Au cours des huit premiers jours de juillet 2026, près de 7 800 hectares de forêts ont été détruits par les incendies en France. Ce chiffre dépasse largement celui de juillet 2025, durant lequel environ 4 400 hectares avaient brûlé sur l’ensemble du mois.

Selon le Système européen d’information sur les incendies de forêt (Effis), ces données montrent une situation alarmante. La chaleur, qui s’intensifie, et des vents plus forts, contribuent à aggraver la situation. La moitié sud du pays reste particulièrement en danger, avec des incendies précoces dans les Pyrénées-Orientales, la Drôme et l’Hérault. Ces départements mobilisent déjà de nombreux moyens humains et matériels pour lutter contre les flammes.

Les surfaces brûlées se concentrent principalement dans ces zones. Lors de l’été 2025, des incendies importants avaient également touché le littoral méditerranéen, notamment près de Narbonne, où 2 100 hectares avaient été détruits.

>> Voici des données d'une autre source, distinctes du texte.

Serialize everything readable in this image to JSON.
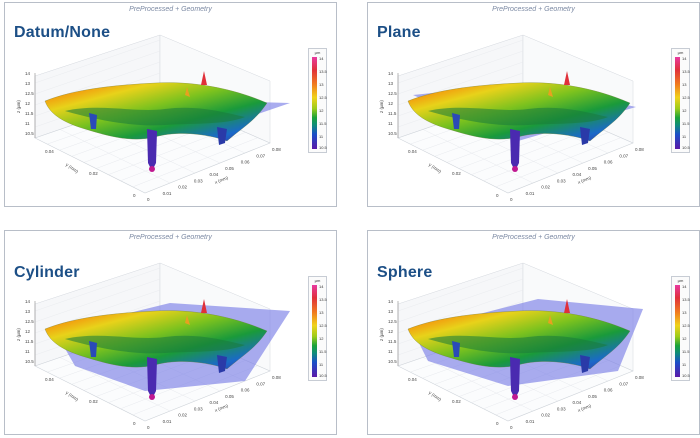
{
  "panels": [
    {
      "subtitle": "PreProcessed + Geometry",
      "title": "Datum/None",
      "fit": "none"
    },
    {
      "subtitle": "PreProcessed + Geometry",
      "title": "Plane",
      "fit": "plane"
    },
    {
      "subtitle": "PreProcessed + Geometry",
      "title": "Cylinder",
      "fit": "cylinder"
    },
    {
      "subtitle": "PreProcessed + Geometry",
      "title": "Sphere",
      "fit": "sphere"
    }
  ],
  "legend": {
    "unit": "µm",
    "labels": [
      "14",
      "13.5",
      "13",
      "12.5",
      "12",
      "11.5",
      "11",
      "10.5"
    ]
  },
  "axes": {
    "z_label": "z (µm)",
    "x_label": "x (mm)",
    "y_label": "y (mm)",
    "z_ticks": [
      "14",
      "13",
      "12.5",
      "12",
      "11.5",
      "11",
      "10.5"
    ],
    "x_ticks": [
      "0",
      "0.01",
      "0.02",
      "0.03",
      "0.04",
      "0.05",
      "0.06",
      "0.07",
      "0.08"
    ],
    "y_ticks": [
      "0",
      "0.02",
      "0.04"
    ]
  },
  "colors": {
    "title": "#1c4f86",
    "subtitle": "#7b89a3",
    "fit_surface": "#7b7fe6"
  }
}
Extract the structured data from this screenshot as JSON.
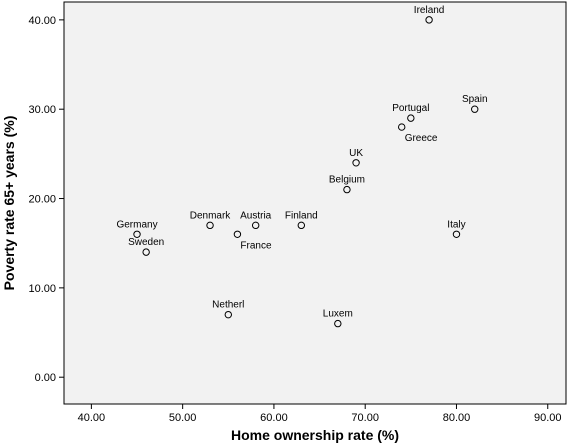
{
  "chart_data": {
    "type": "scatter",
    "title": "",
    "xlabel": "Home ownership rate (%)",
    "ylabel": "Poverty rate 65+ years (%)",
    "xlim": [
      37,
      92
    ],
    "ylim": [
      -3,
      42
    ],
    "xticks": [
      40,
      50,
      60,
      70,
      80,
      90
    ],
    "yticks": [
      0,
      10,
      20,
      30,
      40
    ],
    "xtick_labels": [
      "40.00",
      "50.00",
      "60.00",
      "70.00",
      "80.00",
      "90.00"
    ],
    "ytick_labels": [
      "0.00",
      "10.00",
      "20.00",
      "30.00",
      "40.00"
    ],
    "grid": false,
    "legend": "none",
    "colors": {
      "plot_background": "#f2f2f2",
      "marker": "#000000"
    },
    "points": [
      {
        "label": "Ireland",
        "x": 77,
        "y": 40,
        "label_pos": "above"
      },
      {
        "label": "Spain",
        "x": 82,
        "y": 30,
        "label_pos": "above"
      },
      {
        "label": "Portugal",
        "x": 75,
        "y": 29,
        "label_pos": "above"
      },
      {
        "label": "Greece",
        "x": 74,
        "y": 28,
        "label_pos": "below-right"
      },
      {
        "label": "UK",
        "x": 69,
        "y": 24,
        "label_pos": "above"
      },
      {
        "label": "Belgium",
        "x": 68,
        "y": 21,
        "label_pos": "above"
      },
      {
        "label": "Finland",
        "x": 63,
        "y": 17,
        "label_pos": "above"
      },
      {
        "label": "Austria",
        "x": 58,
        "y": 17,
        "label_pos": "above"
      },
      {
        "label": "Denmark",
        "x": 53,
        "y": 17,
        "label_pos": "above"
      },
      {
        "label": "France",
        "x": 56,
        "y": 16,
        "label_pos": "below-right"
      },
      {
        "label": "Germany",
        "x": 45,
        "y": 16,
        "label_pos": "above"
      },
      {
        "label": "Sweden",
        "x": 46,
        "y": 14,
        "label_pos": "above"
      },
      {
        "label": "Italy",
        "x": 80,
        "y": 16,
        "label_pos": "above"
      },
      {
        "label": "Netherl",
        "x": 55,
        "y": 7,
        "label_pos": "above"
      },
      {
        "label": "Luxem",
        "x": 67,
        "y": 6,
        "label_pos": "above"
      }
    ]
  }
}
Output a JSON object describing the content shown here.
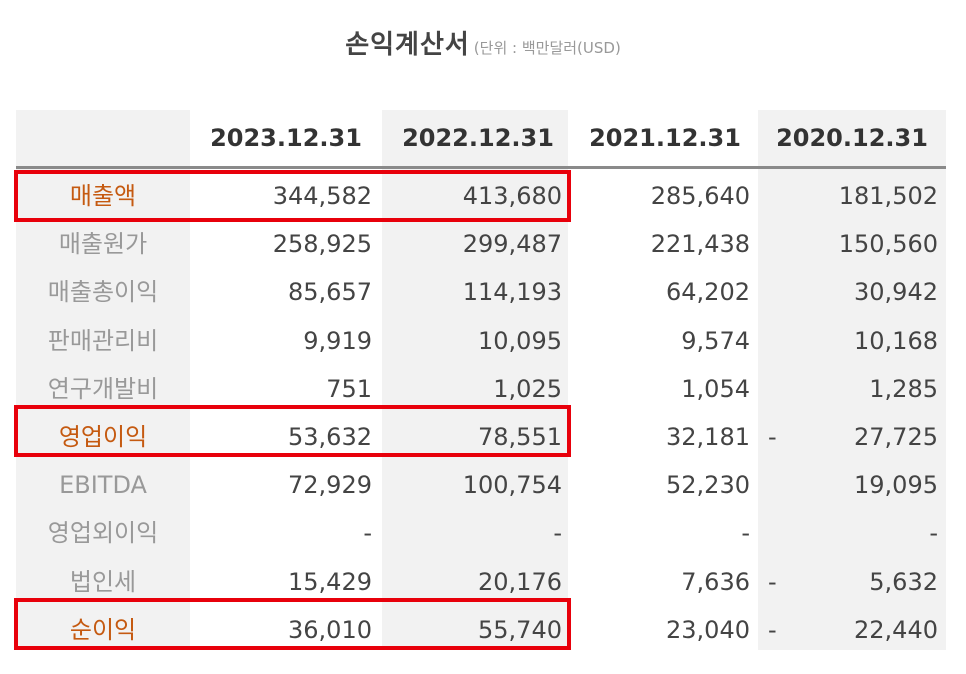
{
  "title": {
    "main": "손익계산서",
    "unit": "(단위 : 백만달러(USD)"
  },
  "columns": [
    "2023.12.31",
    "2022.12.31",
    "2021.12.31",
    "2020.12.31"
  ],
  "rows": [
    {
      "label": "매출액",
      "highlight": true,
      "values": [
        "344,582",
        "413,680",
        "285,640",
        "181,502"
      ],
      "neg": [
        "",
        "",
        "",
        ""
      ]
    },
    {
      "label": "매출원가",
      "highlight": false,
      "values": [
        "258,925",
        "299,487",
        "221,438",
        "150,560"
      ],
      "neg": [
        "",
        "",
        "",
        ""
      ]
    },
    {
      "label": "매출총이익",
      "highlight": false,
      "values": [
        "85,657",
        "114,193",
        "64,202",
        "30,942"
      ],
      "neg": [
        "",
        "",
        "",
        ""
      ]
    },
    {
      "label": "판매관리비",
      "highlight": false,
      "values": [
        "9,919",
        "10,095",
        "9,574",
        "10,168"
      ],
      "neg": [
        "",
        "",
        "",
        ""
      ]
    },
    {
      "label": "연구개발비",
      "highlight": false,
      "values": [
        "751",
        "1,025",
        "1,054",
        "1,285"
      ],
      "neg": [
        "",
        "",
        "",
        ""
      ]
    },
    {
      "label": "영업이익",
      "highlight": true,
      "values": [
        "53,632",
        "78,551",
        "32,181",
        "27,725"
      ],
      "neg": [
        "",
        "",
        "",
        "-"
      ]
    },
    {
      "label": "EBITDA",
      "highlight": false,
      "values": [
        "72,929",
        "100,754",
        "52,230",
        "19,095"
      ],
      "neg": [
        "",
        "",
        "",
        ""
      ]
    },
    {
      "label": "영업외이익",
      "highlight": false,
      "values": [
        "-",
        "-",
        "-",
        "-"
      ],
      "neg": [
        "",
        "",
        "",
        ""
      ]
    },
    {
      "label": "법인세",
      "highlight": false,
      "values": [
        "15,429",
        "20,176",
        "7,636",
        "5,632"
      ],
      "neg": [
        "",
        "",
        "",
        "-"
      ]
    },
    {
      "label": "순이익",
      "highlight": true,
      "values": [
        "36,010",
        "55,740",
        "23,040",
        "22,440"
      ],
      "neg": [
        "",
        "",
        "",
        "-"
      ]
    }
  ],
  "colors": {
    "highlight_label": "#c55a11",
    "box_border": "#e8000b",
    "shade": "#f2f2f2"
  }
}
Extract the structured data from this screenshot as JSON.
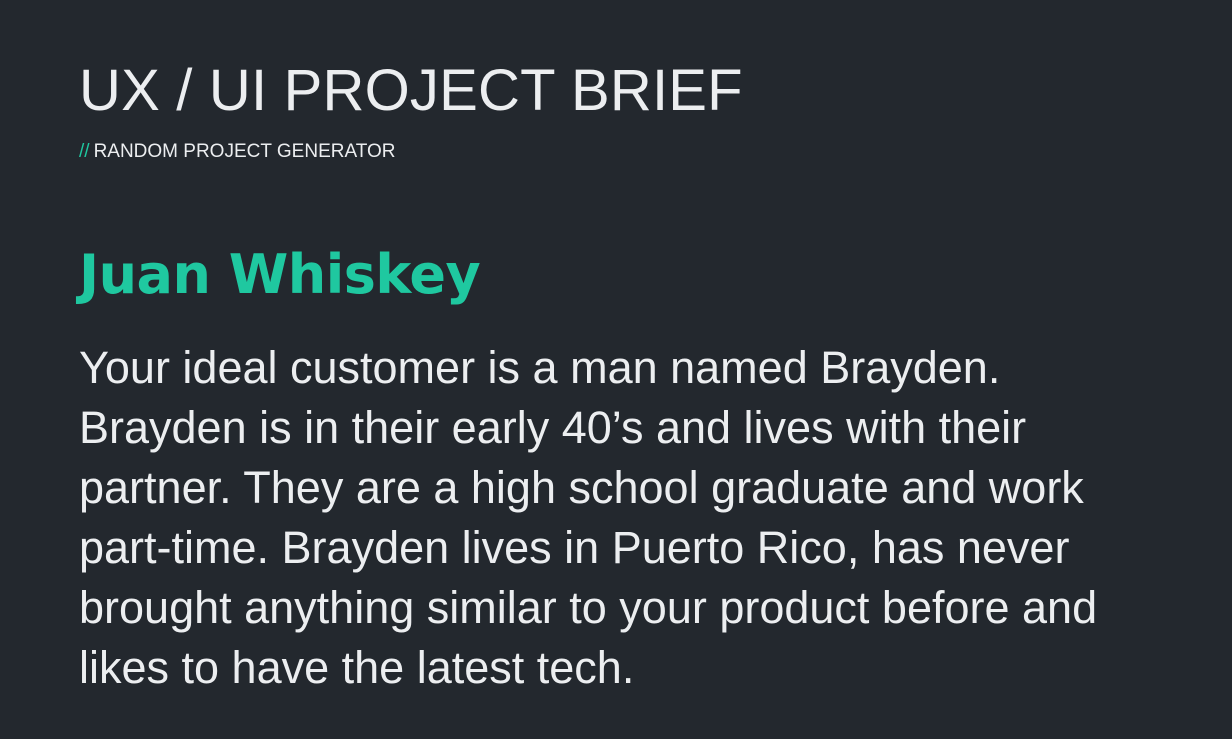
{
  "header": {
    "title": "UX / UI PROJECT BRIEF",
    "subtitle_prefix": "//",
    "subtitle": "RANDOM PROJECT GENERATOR"
  },
  "brief": {
    "company_name": "Juan Whiskey",
    "description": "Your ideal customer is a man named Brayden. Brayden is in their early 40’s and lives with their partner. They are a high school graduate and work part-time. Brayden lives in Puerto Rico, has never brought anything similar to your product before and likes to have the latest tech."
  },
  "colors": {
    "background": "#23282e",
    "accent": "#1fc8a0",
    "text": "#eceef0"
  }
}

Ce début d’été est favorisé par un mois de juin exceptionnellement sec, marqué par une chaleur intense et des rafales de vent fortes dans plusieurs départements.

Un contexte historique : un été déjà dévastateur en 2022

Pour comparer, il faut remonter à 2022, année où juillet a été encore plus destructeur. Lors de la première semaine de juillet 2022, 13 800 hectares avaient été brûlés, notamment en Gironde où un incendie majeur avait ravagé plus de 13 100 hectares le 7 juillet. L’été 2022 a été le deuxième plus chaud, après 2003, avec un total de 66 000 hectares partis en fumée en France.

En seulement sept mois, 2026 se classe déjà comme la quatrième année la plus dévastatrice depuis le début des statistiques en 2006. La saison estivale ne fait que commencer, et la tendance inquiète.

Il est à noter que des incendies importants, enregistrés par Effis en février, ont également fortement contribué à ces statistiques. Février est habituellement une période où les pompiers réalisent des écobuages pour nettoyer les forêts, ce qui peut expliquer certains départs de feu. Les données d’Effis, qui s’appuient sur des satellites pour détecter automatiquement les zones brûlées, excluent toutefois les incendies de moins de 30 hectares.